Context
I have an operation that should be performed on some tables using pyspark. This operation includes accessing the Spark metastore (in Databricks) to get some metadata. Since I have plenty of tables I'm parallelizing this operation among the cluster workers with an RDD, as you can see in the code below:
base_spark_context = SparkContext.getOrCreate()
rdd = base_spark_context.sc.parallelize(tables_list)
rdd.map(lambda table_name: sync_table(table_name)).collect()
The UDF sync_table()
run queries on the metastore, similar to this code line:
spark_client.session.sql("select 1")
Problem The problem is that this SQL execution not succeeds. Rather I get some metastore related error. Traceback:
py4j.protocol.Py4JJavaError: An error occurred while calling o20.sql.

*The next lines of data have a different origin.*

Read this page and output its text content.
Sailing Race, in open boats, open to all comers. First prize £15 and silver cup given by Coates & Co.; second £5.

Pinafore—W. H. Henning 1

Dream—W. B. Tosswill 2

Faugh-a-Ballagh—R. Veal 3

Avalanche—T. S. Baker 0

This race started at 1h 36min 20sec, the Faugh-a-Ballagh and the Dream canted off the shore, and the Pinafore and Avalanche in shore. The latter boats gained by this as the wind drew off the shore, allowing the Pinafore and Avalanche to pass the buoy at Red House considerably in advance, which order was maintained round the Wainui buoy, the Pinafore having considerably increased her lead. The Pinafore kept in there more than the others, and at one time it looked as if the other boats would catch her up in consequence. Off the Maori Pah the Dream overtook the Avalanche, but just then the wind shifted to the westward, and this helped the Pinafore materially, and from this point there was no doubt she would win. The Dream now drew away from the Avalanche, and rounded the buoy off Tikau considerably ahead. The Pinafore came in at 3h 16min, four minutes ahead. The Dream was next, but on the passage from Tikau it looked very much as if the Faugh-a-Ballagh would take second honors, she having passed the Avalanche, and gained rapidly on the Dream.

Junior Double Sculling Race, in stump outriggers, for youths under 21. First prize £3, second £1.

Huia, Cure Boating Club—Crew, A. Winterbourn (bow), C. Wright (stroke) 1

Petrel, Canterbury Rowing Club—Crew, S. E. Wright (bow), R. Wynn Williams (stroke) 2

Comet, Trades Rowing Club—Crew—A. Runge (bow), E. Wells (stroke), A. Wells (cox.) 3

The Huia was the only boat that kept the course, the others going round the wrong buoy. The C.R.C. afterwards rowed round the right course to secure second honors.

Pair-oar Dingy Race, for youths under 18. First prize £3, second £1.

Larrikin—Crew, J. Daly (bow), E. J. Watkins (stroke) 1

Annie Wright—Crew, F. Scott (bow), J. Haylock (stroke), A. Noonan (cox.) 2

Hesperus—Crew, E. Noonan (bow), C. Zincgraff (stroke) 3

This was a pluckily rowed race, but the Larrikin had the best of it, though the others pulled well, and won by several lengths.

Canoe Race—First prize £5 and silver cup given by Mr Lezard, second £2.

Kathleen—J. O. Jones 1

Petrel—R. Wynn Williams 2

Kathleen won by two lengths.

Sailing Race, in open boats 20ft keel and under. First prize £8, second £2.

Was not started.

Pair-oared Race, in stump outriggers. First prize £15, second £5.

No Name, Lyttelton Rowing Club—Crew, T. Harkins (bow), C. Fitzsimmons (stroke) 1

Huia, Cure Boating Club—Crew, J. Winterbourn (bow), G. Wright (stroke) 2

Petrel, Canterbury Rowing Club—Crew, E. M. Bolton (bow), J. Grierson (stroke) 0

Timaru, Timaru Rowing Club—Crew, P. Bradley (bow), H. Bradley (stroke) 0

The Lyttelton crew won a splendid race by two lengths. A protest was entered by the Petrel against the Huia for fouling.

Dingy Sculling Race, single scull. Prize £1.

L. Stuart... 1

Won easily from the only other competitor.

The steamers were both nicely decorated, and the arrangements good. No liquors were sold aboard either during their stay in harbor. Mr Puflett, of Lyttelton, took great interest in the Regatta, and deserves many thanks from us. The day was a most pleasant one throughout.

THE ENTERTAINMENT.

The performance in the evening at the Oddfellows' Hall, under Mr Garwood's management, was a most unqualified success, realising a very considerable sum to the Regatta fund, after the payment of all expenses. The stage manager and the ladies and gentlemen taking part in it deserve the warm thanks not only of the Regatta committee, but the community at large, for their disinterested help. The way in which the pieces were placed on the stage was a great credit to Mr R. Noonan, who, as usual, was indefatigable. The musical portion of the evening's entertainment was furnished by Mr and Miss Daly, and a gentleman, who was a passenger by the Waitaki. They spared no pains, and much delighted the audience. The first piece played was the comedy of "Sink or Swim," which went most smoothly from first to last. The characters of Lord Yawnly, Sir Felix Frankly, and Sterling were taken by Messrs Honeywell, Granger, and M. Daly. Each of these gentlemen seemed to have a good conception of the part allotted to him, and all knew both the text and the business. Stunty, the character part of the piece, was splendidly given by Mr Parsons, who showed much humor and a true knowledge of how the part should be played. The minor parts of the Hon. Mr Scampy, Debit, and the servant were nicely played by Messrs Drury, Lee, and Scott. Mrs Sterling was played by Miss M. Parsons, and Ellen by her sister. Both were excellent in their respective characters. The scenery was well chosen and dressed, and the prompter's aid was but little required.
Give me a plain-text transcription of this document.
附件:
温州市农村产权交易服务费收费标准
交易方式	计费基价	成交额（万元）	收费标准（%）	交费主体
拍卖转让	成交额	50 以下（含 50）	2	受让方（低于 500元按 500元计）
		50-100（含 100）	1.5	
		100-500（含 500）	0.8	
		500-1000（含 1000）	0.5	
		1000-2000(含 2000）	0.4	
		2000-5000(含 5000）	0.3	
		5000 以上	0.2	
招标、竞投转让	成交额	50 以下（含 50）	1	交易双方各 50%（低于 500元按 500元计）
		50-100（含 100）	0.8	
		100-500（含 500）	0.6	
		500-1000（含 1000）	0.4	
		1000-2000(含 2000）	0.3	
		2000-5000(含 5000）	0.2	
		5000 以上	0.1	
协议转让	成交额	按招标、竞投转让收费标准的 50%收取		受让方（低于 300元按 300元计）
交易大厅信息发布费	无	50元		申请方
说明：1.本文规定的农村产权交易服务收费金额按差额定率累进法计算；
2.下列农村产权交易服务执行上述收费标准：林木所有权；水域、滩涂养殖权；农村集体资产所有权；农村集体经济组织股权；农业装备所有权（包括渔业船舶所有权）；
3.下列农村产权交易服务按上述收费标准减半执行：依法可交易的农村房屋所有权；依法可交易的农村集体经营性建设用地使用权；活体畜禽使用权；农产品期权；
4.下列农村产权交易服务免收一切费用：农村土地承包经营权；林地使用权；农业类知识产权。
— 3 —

: java.lang.RuntimeException: java.lang.RuntimeException: Unable to instantiate org.apache.hadoop.hive.ql.metadata.SessionHiveMetaStoreClient
(suppressed lines)
Caused by: java.lang.reflect.InvocationTargetException
(suppressed lines)
Caused by: javax.jdo.JDOFatalDataStoreException: Unable to open a test connection to the given database. JDBC url = jdbc:derby:;databaseName=metastore_db;create=true, username = APP. Terminating connection pool (set lazyInit to true if you expect to start your database after your app). Original Exception: ------
java.sql.SQLException: Failed to start database 'metastore_db' with class loader sun.misc.Launcher$AppClassLoader@16c0663d, see the next exception for details.
(suppressed lines)
Caused by: ERROR XSDB6: Another instance of Derby may have already booted the database /databricks/spark/work/app-20210413201900-0000/0/metastore_db.
Is there any limitation accessing the Databricks metastore within a worker, after parallelizing the operation in such a way? Or there is a possibility of performing such an operation?